Ülkemize yatırım yapan Katar'la bir Müslüman yatırımcı negatif algılarla ve provokatif bir dille basında hedef alınıp, ötekileştirilirken; İngiliz, Alman ya da Amerikalı bir şirketin yatırımı için aynı basının davul zurna ile kutlama yapıp, "ülkeye yabancı sermaye geliyor" diye zil takıp oynadığına şahit oluyoruz. Doğuya yani İslam Medeniyetine ait her unsur "istemezükçü taife" tarafından reddedilip ötekileştirilirken, batıya ait her türlü olumlu olumsuz unsurlar büyük bir misafirperverlikle toplumda hüsnü kabul görmektedir. Halbuki Suriye, Irak, Filistin, Lübnan, Ürdün, Kuveyt, Katar, Arabistan, Mısır, Libya vb. diye ötekileştirdiğimiz sûni yapay devletler ve bu sdevletlerin kimlik ya da pasaportunu taşıyan insanlar, Devlet-i Aliyye-i Osmaniye coğrafyasına suni sınırlar çizilmeden önce bizim vatandaşlarımızdı. Karadeniz'in kuzeyindeki Kırım Ukrayna coğrafyası da yine bizim vilayetlerimiz ve o coğrafyanın insanı da bizim vatandaşımızdı. O da öteki değildi.

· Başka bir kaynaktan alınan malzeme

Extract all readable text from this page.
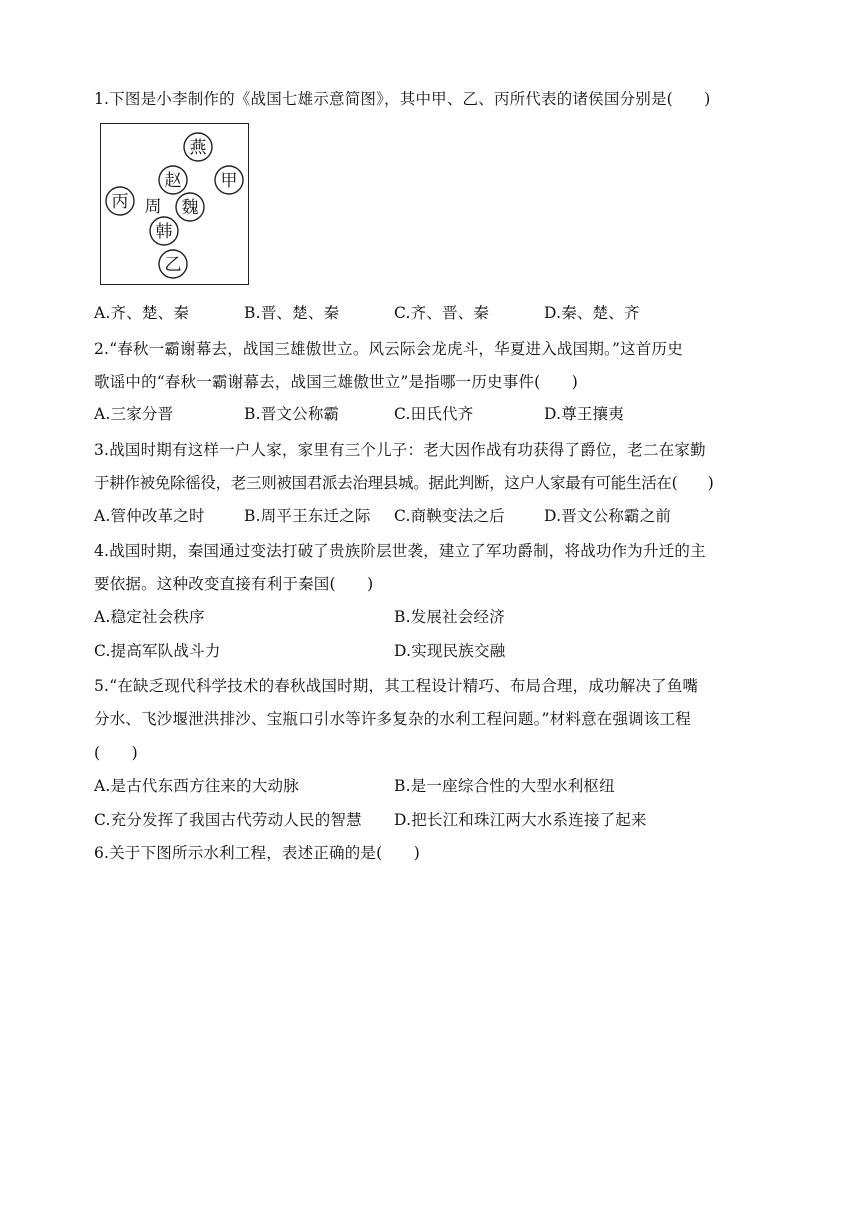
1.下图是小李制作的《战国七雄示意简图》，其中甲、乙、丙所代表的诸侯国分别是(　　)
燕
赵 甲
丙 周 魏
韩
乙
A.齐、楚、秦	B.晋、楚、秦	C.齐、晋、秦	D.秦、楚、齐
2.“春秋一霸谢幕去，战国三雄傲世立。风云际会龙虎斗，华夏进入战国期。”这首历史
歌谣中的“春秋一霸谢幕去，战国三雄傲世立”是指哪一历史事件(　　)
A.三家分晋	B.晋文公称霸	C.田氏代齐	D.尊王攘夷
3.战国时期有这样一户人家，家里有三个儿子：老大因作战有功获得了爵位，老二在家勤
于耕作被免除徭役，老三则被国君派去治理县城。据此判断，这户人家最有可能生活在(　　)
A.管仲改革之时	B.周平王东迁之际 C.商鞅变法之后	D.晋文公称霸之前
4.战国时期，秦国通过变法打破了贵族阶层世袭，建立了军功爵制，将战功作为升迁的主
要依据。这种改变直接有利于秦国(　　)
A.稳定社会秩序	B.发展社会经济
C.提高军队战斗力	D.实现民族交融
5.“在缺乏现代科学技术的春秋战国时期，其工程设计精巧、布局合理，成功解决了鱼嘴
分水、飞沙堰泄洪排沙、宝瓶口引水等许多复杂的水利工程问题。”材料意在强调该工程
(　　)
A.是古代东西方往来的大动脉	B.是一座综合性的大型水利枢纽
C.充分发挥了我国古代劳动人民的智慧 D.把长江和珠江两大水系连接了起来
6.关于下图所示水利工程，表述正确的是(　　)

Bugün sahip olmamız gereken düşünce, bize sığınan hiçbir kimseyi ötekileştirmeden ve görünüşte coğrafyalar arasına çizilen ama hakikatte zihinlerimize çizilen sûni sınırlara takılmadan medeniyet ve insanlık adına geniş bir ufukla düşünebilmek olmalıdır. Devlet-i Aliyye-i Osmaniye'nin varislerinin mefkuresi bütün insanlığı kucaklayacak, insanlığa aleni olarak düşmanlık yapmadığı müddetçe dilinden, dininden, ırkından dolayı hiç kimseyi ötekileştirmeyen, düşman olarak görmeyen yaradılanı yaradandan ötürü hoş gören kapsayıcı bir mefkûre olmalıdır. Bu hem bir tarihi sorumluluk hem de toplumsal huzur ve barışın inşaasında bir istinat duvarıdır. Zihnimize çizilen dar kalıpları, sûni sınırları kırmadan büyük düşünmemiz ve büyük bir medeniyet kurarak tarihe yön vermemiz mümkün gözükmemektedir. Zihinlerimizi ulusçuluk söylemleri ve ulus devlet sınırları içerisine hapsedip, yetişmekte olan nesillerimizi at gözlükleri ile sadece Avrupa'ya baktıran batıl(ı) güçler ve iş birlikçilerinin; bugün kendi aralarında Papalık, İngiliz Milletler Topluluğu, Avrupa Birliği, Francophone(Fransızca konuşan) Milletler Birliği gibi tek bir ortak noktadan hareketle asgari müşterekler temelinde inşaa edilen birliktelikler kurma ve yaşatma çabası içinde olduklarını da görmemiz ve toplumumuza göstermemiz gerekiyor.
Halife ve padişahı tarihten silerek özgürleştiğimiz, moderleştiğimiz, demokratikleştiğimiz ve ulus olduğumuz masalını bize anlattıran Avrupalılar, hâlâ papalığı şemsiye bir güç ve İngiliz Kraliçesini de medeniyetlerinin temel yapı taşı olarak görmektedirler.
Ekonomik, siyasal, sosyal alanlarda bağımsızlık gibi istikbâl ideallerimiz varsa bunun yolu zihinlerimizdeki dar kalıpları, sûni sınırları parçalayıp, masal baloncuklarını patlatmaktan geçiyor.